Similar tools exist for gRPC, but there are many less options and they tend to have less functionality, be harder to use, and have a much smaller user base capable of providing informal support when needed.

Infrastructure

Not only are tools for managing the implementation of REST APIs plentiful, the process is simpler than the same process for gRPC. Supporting streaming is inherently more complex than supporting direct single request-response data transfer. Further, most REST APIs use HTTP/1.1, the standard transport mechanism in wide use since 1997. Requests made with gRPC use HTTP/2 to leverage its binary framing layer and native streaming support.

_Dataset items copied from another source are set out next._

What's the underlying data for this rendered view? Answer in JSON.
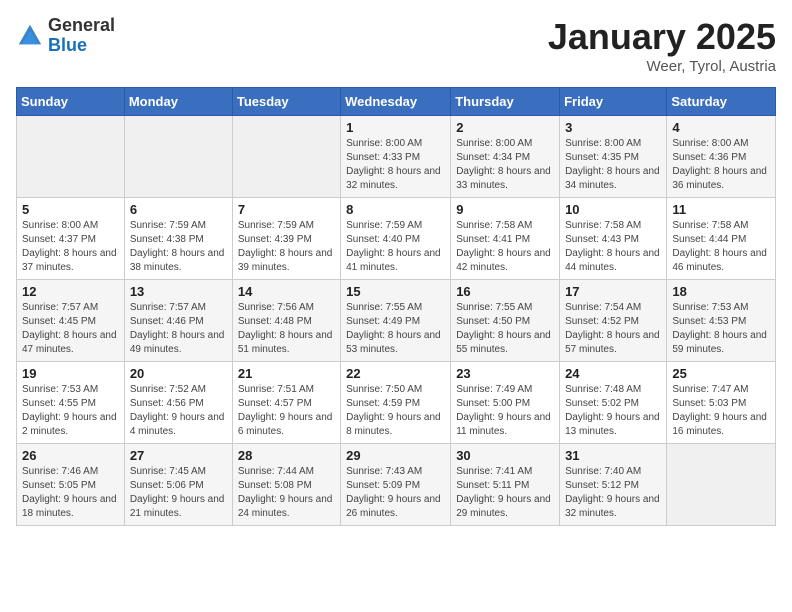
{
  "header": {
    "logo_general": "General",
    "logo_blue": "Blue",
    "month_title": "January 2025",
    "location": "Weer, Tyrol, Austria"
  },
  "weekdays": [
    "Sunday",
    "Monday",
    "Tuesday",
    "Wednesday",
    "Thursday",
    "Friday",
    "Saturday"
  ],
  "weeks": [
    [
      {
        "day": "",
        "info": ""
      },
      {
        "day": "",
        "info": ""
      },
      {
        "day": "",
        "info": ""
      },
      {
        "day": "1",
        "info": "Sunrise: 8:00 AM\nSunset: 4:33 PM\nDaylight: 8 hours and 32 minutes."
      },
      {
        "day": "2",
        "info": "Sunrise: 8:00 AM\nSunset: 4:34 PM\nDaylight: 8 hours and 33 minutes."
      },
      {
        "day": "3",
        "info": "Sunrise: 8:00 AM\nSunset: 4:35 PM\nDaylight: 8 hours and 34 minutes."
      },
      {
        "day": "4",
        "info": "Sunrise: 8:00 AM\nSunset: 4:36 PM\nDaylight: 8 hours and 36 minutes."
      }
    ],
    [
      {
        "day": "5",
        "info": "Sunrise: 8:00 AM\nSunset: 4:37 PM\nDaylight: 8 hours and 37 minutes."
      },
      {
        "day": "6",
        "info": "Sunrise: 7:59 AM\nSunset: 4:38 PM\nDaylight: 8 hours and 38 minutes."
      },
      {
        "day": "7",
        "info": "Sunrise: 7:59 AM\nSunset: 4:39 PM\nDaylight: 8 hours and 39 minutes."
      },
      {
        "day": "8",
        "info": "Sunrise: 7:59 AM\nSunset: 4:40 PM\nDaylight: 8 hours and 41 minutes."
      },
      {
        "day": "9",
        "info": "Sunrise: 7:58 AM\nSunset: 4:41 PM\nDaylight: 8 hours and 42 minutes."
      },
      {
        "day": "10",
        "info": "Sunrise: 7:58 AM\nSunset: 4:43 PM\nDaylight: 8 hours and 44 minutes."
      },
      {
        "day": "11",
        "info": "Sunrise: 7:58 AM\nSunset: 4:44 PM\nDaylight: 8 hours and 46 minutes."
      }
    ],
    [
      {
        "day": "12",
        "info": "Sunrise: 7:57 AM\nSunset: 4:45 PM\nDaylight: 8 hours and 47 minutes."
      },
      {
        "day": "13",
        "info": "Sunrise: 7:57 AM\nSunset: 4:46 PM\nDaylight: 8 hours and 49 minutes."
      },
      {
        "day": "14",
        "info": "Sunrise: 7:56 AM\nSunset: 4:48 PM\nDaylight: 8 hours and 51 minutes."
      },
      {
        "day": "15",
        "info": "Sunrise: 7:55 AM\nSunset: 4:49 PM\nDaylight: 8 hours and 53 minutes."
      },
      {
        "day": "16",
        "info": "Sunrise: 7:55 AM\nSunset: 4:50 PM\nDaylight: 8 hours and 55 minutes."
      },
      {
        "day": "17",
        "info": "Sunrise: 7:54 AM\nSunset: 4:52 PM\nDaylight: 8 hours and 57 minutes."
      },
      {
        "day": "18",
        "info": "Sunrise: 7:53 AM\nSunset: 4:53 PM\nDaylight: 8 hours and 59 minutes."
      }
    ],
    [
      {
        "day": "19",
        "info": "Sunrise: 7:53 AM\nSunset: 4:55 PM\nDaylight: 9 hours and 2 minutes."
      },
      {
        "day": "20",
        "info": "Sunrise: 7:52 AM\nSunset: 4:56 PM\nDaylight: 9 hours and 4 minutes."
      },
      {
        "day": "21",
        "info": "Sunrise: 7:51 AM\nSunset: 4:57 PM\nDaylight: 9 hours and 6 minutes."
      },
      {
        "day": "22",
        "info": "Sunrise: 7:50 AM\nSunset: 4:59 PM\nDaylight: 9 hours and 8 minutes."
      },
      {
        "day": "23",
        "info": "Sunrise: 7:49 AM\nSunset: 5:00 PM\nDaylight: 9 hours and 11 minutes."
      },
      {
        "day": "24",
        "info": "Sunrise: 7:48 AM\nSunset: 5:02 PM\nDaylight: 9 hours and 13 minutes."
      },
      {
        "day": "25",
        "info": "Sunrise: 7:47 AM\nSunset: 5:03 PM\nDaylight: 9 hours and 16 minutes."
      }
    ],
    [
      {
        "day": "26",
        "info": "Sunrise: 7:46 AM\nSunset: 5:05 PM\nDaylight: 9 hours and 18 minutes."
      },
      {
        "day": "27",
        "info": "Sunrise: 7:45 AM\nSunset: 5:06 PM\nDaylight: 9 hours and 21 minutes."
      },
      {
        "day": "28",
        "info": "Sunrise: 7:44 AM\nSunset: 5:08 PM\nDaylight: 9 hours and 24 minutes."
      },
      {
        "day": "29",
        "info": "Sunrise: 7:43 AM\nSunset: 5:09 PM\nDaylight: 9 hours and 26 minutes."
      },
      {
        "day": "30",
        "info": "Sunrise: 7:41 AM\nSunset: 5:11 PM\nDaylight: 9 hours and 29 minutes."
      },
      {
        "day": "31",
        "info": "Sunrise: 7:40 AM\nSunset: 5:12 PM\nDaylight: 9 hours and 32 minutes."
      },
      {
        "day": "",
        "info": ""
      }
    ]
  ]
}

This makes some of the tooling and support applications more complex as many options are designed for use with HTTP/1.1. For example, ZoomInfo’s initial issues with load balancing search microservices (outlined in this blog post) were caused at least in part by the differences between HTTP/1.1 and HTTP/2.

Final Thoughts

ZoomInfo decided that the benefits of using gRPC far outweighed the drawbacks and, for the most part, has been happy with that decision. The lack of secondary support tools proved to be a larger issue than originally expected and definitely slowed down the development process a bit, but it was balanced out by the secondary support for REST APIs that allowed the ZoomInfo Enterprise API and other internal search clients to make calls in the format they’re used to using with the JSON data structures they already have in their own code. If you need to transfer large amounts of bulk data as quickly as possible, gRPC and its support for parallel data streaming is definitely a good choice.